The program is open to applicants with family income under $750,000 who are selected by Flywheel and pass a credit check. It has built-in protections for both high and low earners and does not penalize participants for switching tracks.
For those going into typically lower-paying work such as public interest law, Stanford Law will fully cover repayment for Flywheel pilot participants earning less than $100,000 and subsidize payments for those earning between $100,000 and $115,000. The program also has an income cap of $225,000, meaning monthly payments cannot exceed $1,875 for even the highest paid graduates.
The fund has been seeded with more than $2.5 million in donations, with the idea that repayments will help fund future Flywheel fellows. Stanford Law expects the program to cost it $200,000 to $300,000 annually in repayment assistance.
Flywheel fellow Dorna Maryam Movasseghi, who wants a public interest career, said she spent hours searching for hidden risks in the program's fine print. She said she could not find any.
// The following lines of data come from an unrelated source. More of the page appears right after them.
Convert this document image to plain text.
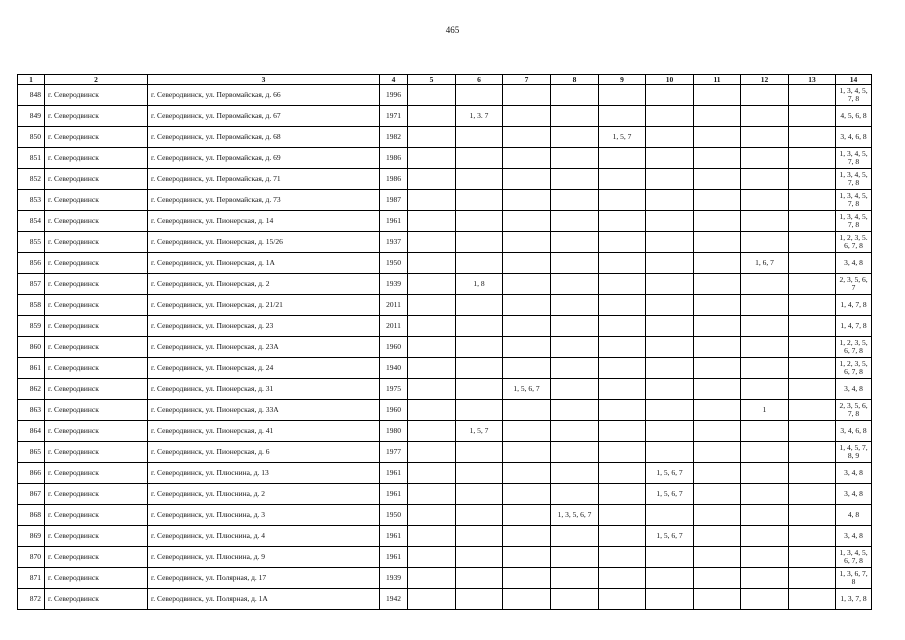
465
1	2	3	4	5	6	7	8	9	10	11	12	13	14
848	г. Северодвинск	г. Северодвинск, ул. Первомайская, д. 66	1996										1, 3, 4, 5, 7, 8
849	г. Северодвинск	г. Северодвинск, ул. Первомайская, д. 67	1971		1, 3. 7								4, 5, 6, 8
850	г. Северодвинск	г. Северодвинск, ул. Первомайская, д. 68	1982					1, 5, 7					3, 4, 6, 8
851	г. Северодвинск	г. Северодвинск, ул. Первомайская, д. 69	1986										1, 3, 4, 5, 7, 8
852	г. Северодвинск	г. Северодвинск, ул. Первомайская, д. 71	1986										1, 3, 4, 5, 7, 8
853	г. Северодвинск	г. Северодвинск, ул. Первомайская, д. 73	1987										1, 3, 4, 5, 7, 8
854	г. Северодвинск	г. Северодвинск, ул. Пионерская, д. 14	1961										1, 3, 4, 5, 7, 8
855	г. Северодвинск	г. Северодвинск, ул. Пионерская, д. 15/26	1937										1, 2, 3, 5. 6, 7, 8
856	г. Северодвинск	г. Северодвинск, ул. Пионерская, д. 1А	1950								1, 6, 7		3, 4, 8
857	г. Северодвинск	г. Северодвинск, ул. Пионерская, д. 2	1939		1, 8								2, 3, 5, 6, 7
858	г. Северодвинск	г. Северодвинск, ул. Пионерская, д. 21/21	2011										1, 4, 7, 8
859	г. Северодвинск	г. Северодвинск, ул. Пионерская, д. 23	2011										1, 4, 7, 8
860	г. Северодвинск	г. Северодвинск, ул. Пионерская, д. 23А	1960										1, 2, 3, 5, 6, 7, 8
861	г. Северодвинск	г. Северодвинск, ул. Пионерская, д. 24	1940										1, 2, 3, 5, 6, 7, 8
862	г. Северодвинск	г. Северодвинск, ул. Пионерская, д. 31	1975			1, 5, 6, 7							3, 4, 8
863	г. Северодвинск	г. Северодвинск, ул. Пионерская, д. 33А	1960								1		2, 3, 5, 6, 7, 8
864	г. Северодвинск	г. Северодвинск, ул. Пионерская, д. 41	1980		1, 5, 7								3, 4, 6, 8
865	г. Северодвинск	г. Северодвинск, ул. Пионерская, д. 6	1977										1, 4, 5, 7, 8, 9
866	г. Северодвинск	г. Северодвинск, ул. Плюснина, д. 13	1961						1, 5, 6, 7				3, 4, 8
867	г. Северодвинск	г. Северодвинск, ул. Плюснина, д. 2	1961						1, 5, 6, 7				3, 4, 8
868	г. Северодвинск	г. Северодвинск, ул. Плюснина, д. 3	1950				1, 3, 5, 6, 7						4, 8
869	г. Северодвинск	г. Северодвинск, ул. Плюснина, д. 4	1961						1, 5, 6, 7				3, 4, 8
870	г. Северодвинск	г. Северодвинск, ул. Плюснина, д. 9	1961										1, 3, 4, 5, 6, 7, 8
871	г. Северодвинск	г. Северодвинск, ул. Полярная, д. 17	1939										1, 3, 6, 7, 8
872	г. Северодвинск	г. Северодвинск, ул. Полярная, д. 1А	1942										1, 3, 7, 8
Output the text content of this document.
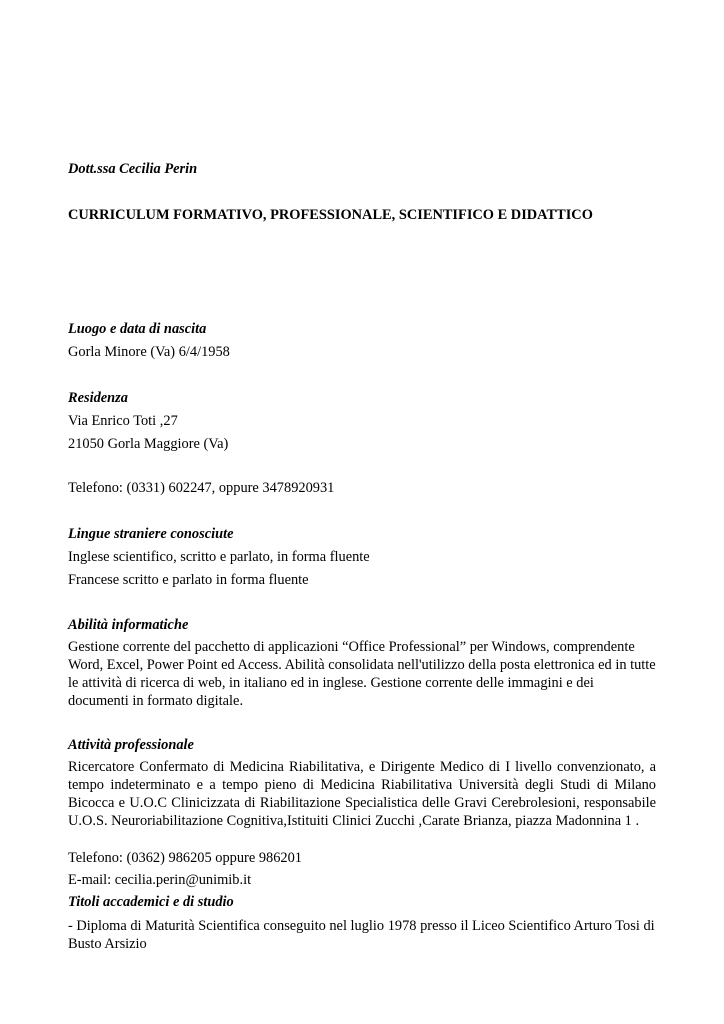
Dott.ssa Cecilia Perin

CURRICULUM FORMATIVO, PROFESSIONALE, SCIENTIFICO E DIDATTICO

Luogo e data di nascita

Gorla Minore (Va) 6/4/1958

Residenza

Via Enrico Toti ,27

21050 Gorla Maggiore (Va)

Telefono: (0331) 602247, oppure 3478920931

Lingue straniere conosciute

Inglese scientifico, scritto e parlato, in forma fluente

Francese scritto e parlato in forma fluente

Abilità informatiche

Gestione corrente del pacchetto di applicazioni “Office Professional” per Windows, comprendente Word, Excel, Power Point ed Access. Abilità consolidata nell'utilizzo della posta elettronica ed in tutte le attività di ricerca di web, in italiano ed in inglese. Gestione corrente delle immagini e dei documenti in formato digitale.

Attività professionale

Ricercatore Confermato di Medicina Riabilitativa, e Dirigente Medico di I livello convenzionato, a tempo indeterminato e a tempo pieno di Medicina Riabilitativa Università degli Studi di Milano Bicocca e U.O.C Clinicizzata di Riabilitazione Specialistica delle Gravi Cerebrolesioni, responsabile U.O.S. Neuroriabilitazione Cognitiva,Istituiti Clinici Zucchi ,Carate Brianza, piazza Madonnina 1 .

Telefono: (0362) 986205 oppure 986201

E-mail: cecilia.perin@unimib.it

Titoli accademici e di studio

- Diploma di Maturità Scientifica conseguito nel luglio 1978 presso il Liceo Scientifico Arturo Tosi di Busto Arsizio
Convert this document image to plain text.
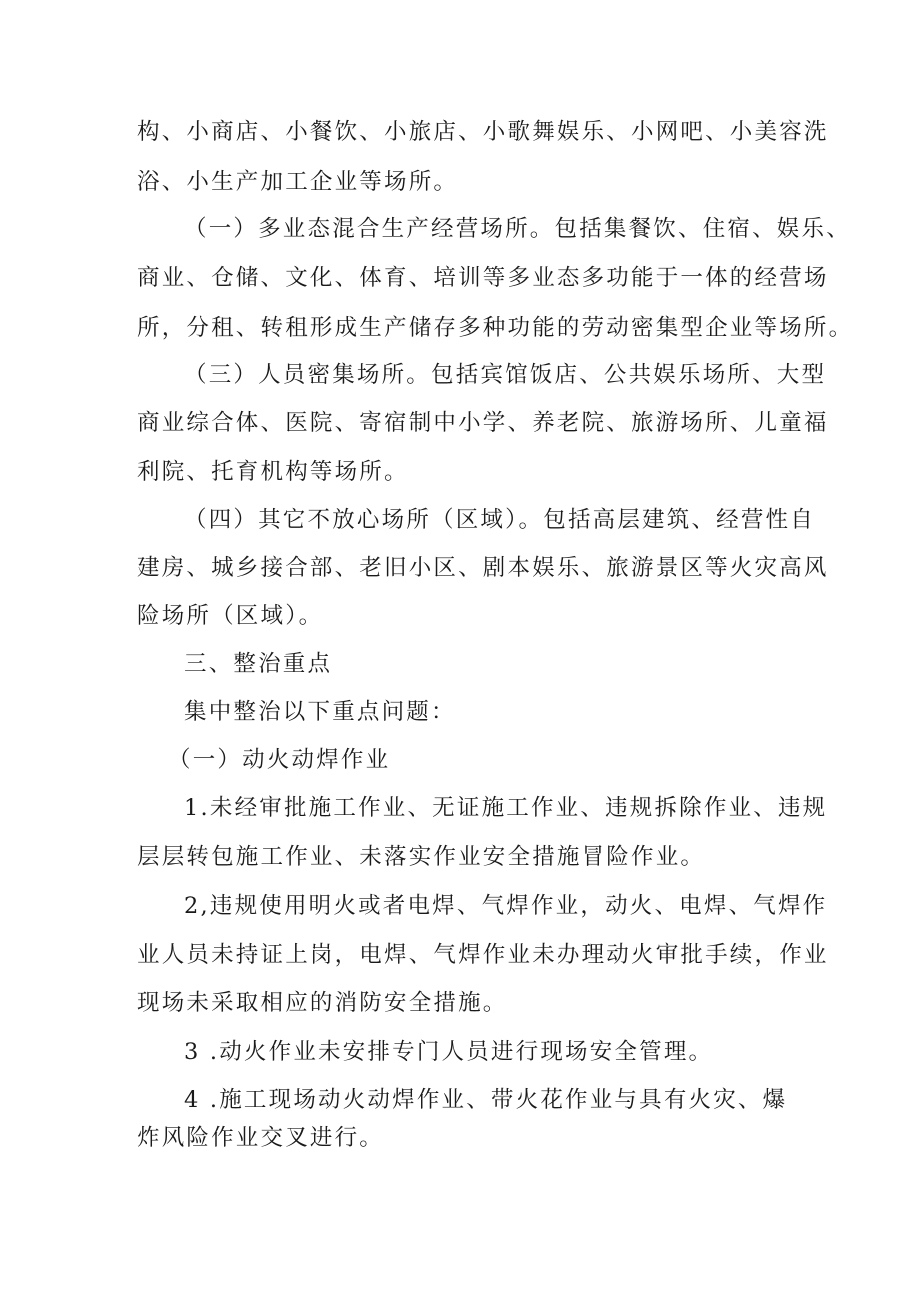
构、小商店、小餐饮、小旅店、小歌舞娱乐、小网吧、小美容洗
浴、小生产加工企业等场所。
（一）多业态混合生产经营场所。包括集餐饮、住宿、娱乐、
商业、仓储、文化、体育、培训等多业态多功能于一体的经营场
所，分租、转租形成生产储存多种功能的劳动密集型企业等场所。
（三）人员密集场所。包括宾馆饭店、公共娱乐场所、大型
商业综合体、医院、寄宿制中小学、养老院、旅游场所、儿童福
利院、托育机构等场所。
（四）其它不放心场所（区域）。包括高层建筑、经营性自
建房、城乡接合部、老旧小区、剧本娱乐、旅游景区等火灾高风
险场所（区域）。
三、整治重点
集中整治以下重点问题：
（一）动火动焊作业
1.未经审批施工作业、无证施工作业、违规拆除作业、违规
层层转包施工作业、未落实作业安全措施冒险作业。
2,违规使用明火或者电焊、气焊作业，动火、电焊、气焊作
业人员未持证上岗，电焊、气焊作业未办理动火审批手续，作业
现场未采取相应的消防安全措施。
3 .动火作业未安排专门人员进行现场安全管理。
4 .施工现场动火动焊作业、带火花作业与具有火灾、爆
炸风险作业交叉进行。
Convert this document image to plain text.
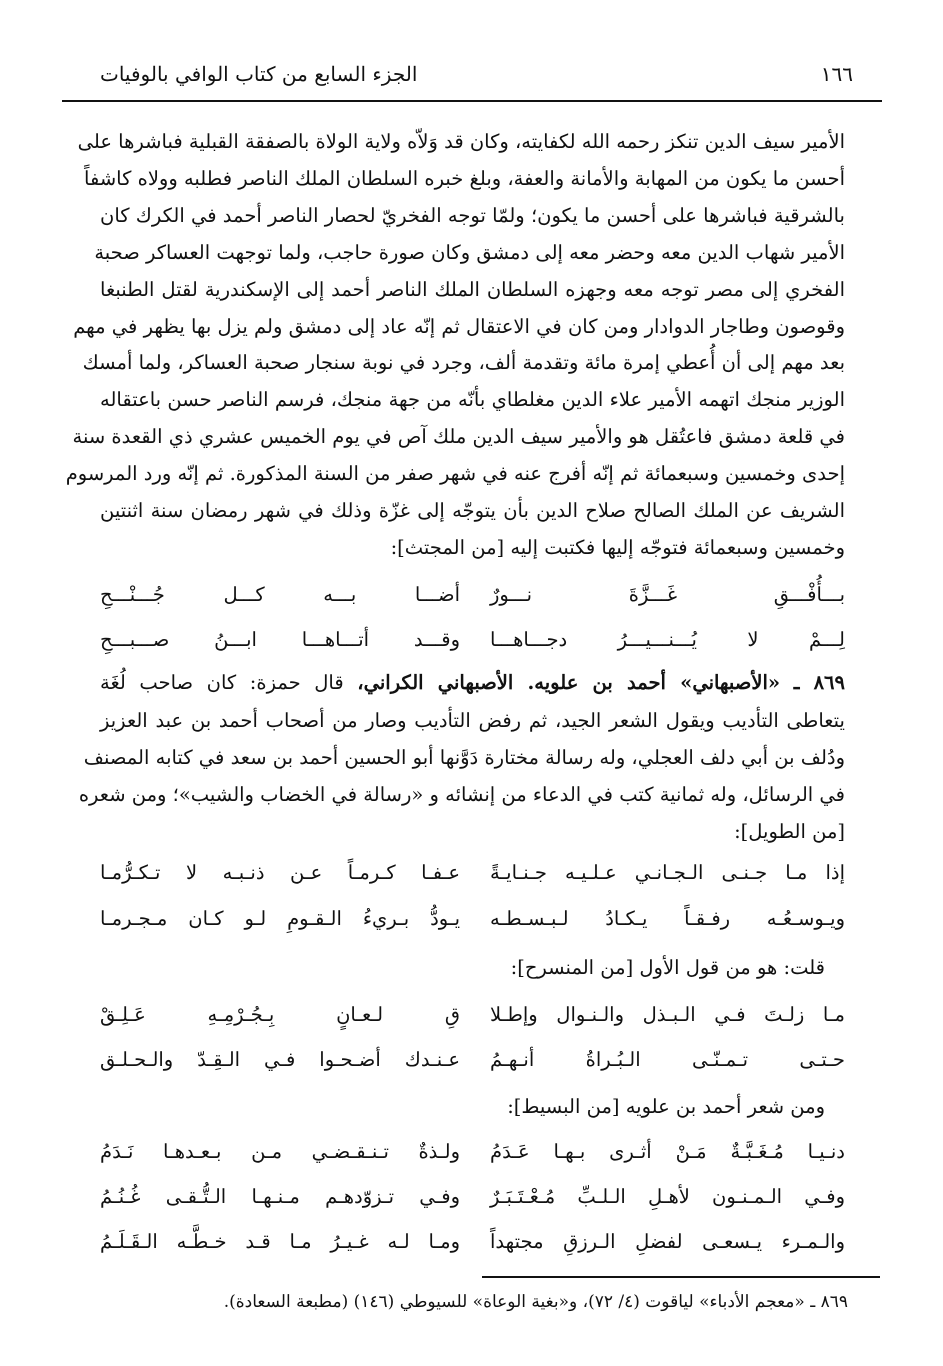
١٦٦
الجزء السابع من كتاب الوافي بالوفيات
الأمير سيف الدين تنكز رحمه الله لكفايته، وكان قد وَلاّه ولاية الولاة بالصفقة القبلية فباشرها على
أحسن ما يكون من المهابة والأمانة والعفة، وبلغ خبره السلطان الملك الناصر فطلبه وولاه كاشفاً
بالشرقية فباشرها على أحسن ما يكون؛ ولمّا توجه الفخريّ لحصار الناصر أحمد في الكرك كان
الأمير شهاب الدين معه وحضر معه إلى دمشق وكان صورة حاجب، ولما توجهت العساكر صحبة
الفخري إلى مصر توجه معه وجهزه السلطان الملك الناصر أحمد إلى الإسكندرية لقتل الطنبغا
وقوصون وطاجار الدوادار ومن كان في الاعتقال ثم إنّه عاد إلى دمشق ولم يزل بها يظهر في مهم
بعد مهم إلى أن أُعطي إمرة مائة وتقدمة ألف، وجرد في نوبة سنجار صحبة العساكر، ولما أمسك
الوزير منجك اتهمه الأمير علاء الدين مغلطاي بأنّه من جهة منجك، فرسم الناصر حسن باعتقاله
في قلعة دمشق فاعتُقل هو والأمير سيف الدين ملك آص في يوم الخميس عشري ذي القعدة سنة
إحدى وخمسين وسبعمائة ثم إنّه أفرج عنه في شهر صفر من السنة المذكورة. ثم إنّه ورد المرسوم
الشريف عن الملك الصالح صلاح الدين بأن يتوجّه إلى غزّة وذلك في شهر رمضان سنة اثنتين
وخمسين وسبعمائة فتوجّه إليها فكتبت إليه [من المجتث]:
بـــأُفْـــقِ غَـــزَّةَ نـــورٌ
أضـــا بـــه كـــل جُـــنْـــحِ
لِـــمْ لا يُـــنـــيـــرُ دجـــاهـــا
وقـــد أتـــاهـــا ابـــنُ صـــبـــحِ
٨٦٩ ـ «الأصبهاني» أحمد بن علويه. الأصبهاني الكراني، قال حمزة: كان صاحب لُغَة
يتعاطى التأديب ويقول الشعر الجيد، ثم رفض التأديب وصار من أصحاب أحمد بن عبد العزيز
ودُلف بن أبي دلف العجلي، وله رسالة مختارة دَوَّنها أبو الحسين أحمد بن سعد في كتابه المصنف
في الرسائل، وله ثمانية كتب في الدعاء من إنشائه و «رسالة في الخضاب والشيب»؛ ومن شعره
[من الطويل]:
إذا مـا جـنـى الـجـانـي عـلـيـه جـنـايـةً
عـفـا كـرمـاً عـن ذنـبـه لا تـكـرُّمـا
ويـوسـعُـه رفـقـاً يـكـادُ لـبـسـطـه
يـودُّ بـريءُ الـقـومِ لـو كـان مـجـرمـا
قلت: هو من قول الأول [من المنسرح]:
مـا زلـتَ فـي الـبـذل والـنـوال وإطـلا
قِ لـعـانٍ بِـجُـرْمِـهِ عَـلِـقْ
حـتـى تـمـنّـى الـبُـراةُ أنـهـمُ
عـنـدك أضـحـوا فـي الـقِـدّ والـحـلـق
ومن شعر أحمد بن علويه [من البسيط]:
دنـيـا مُـغَـبَّـةٌ مَـنْ أثـرى بـهـا عَـدَمُ
ولـذةٌ تـنـقـضـي مـن بـعـدهـا نَـدَمُ
وفـي الـمـنـون لأهـلِ الـلـبِّ مُـعْـتَـبَـرٌ
وفـي تـزوّدهـم مـنـهـا الـتُّـقـى غُـنُـمُ
والـمـرء يـسعـى لفضلِ الـرزقِ مجتهداً
ومـا لـه غـيـرُ مـا قـد خـطَّـه الـقَـلَـمُ
٨٦٩ ـ «معجم الأدباء» لياقوت (٤/ ٧٢)، و«بغية الوعاة» للسيوطي (١٤٦) (مطبعة السعادة).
The Flywheel Fund offers more flexibility than Stanford Law's Loan Repayment Assistance Program for graduates in public interest jobs, she said, in part because participants can jump into the private sector without losing eligibility. Not having to worry about debt loads has been a weight off her chest, she added.
“In a way, this felt like an equalizer with my peers” who are pursuing high-paid law firm jobs, Movasseghi said. “I’m now in a position where I can focus on what I want to do."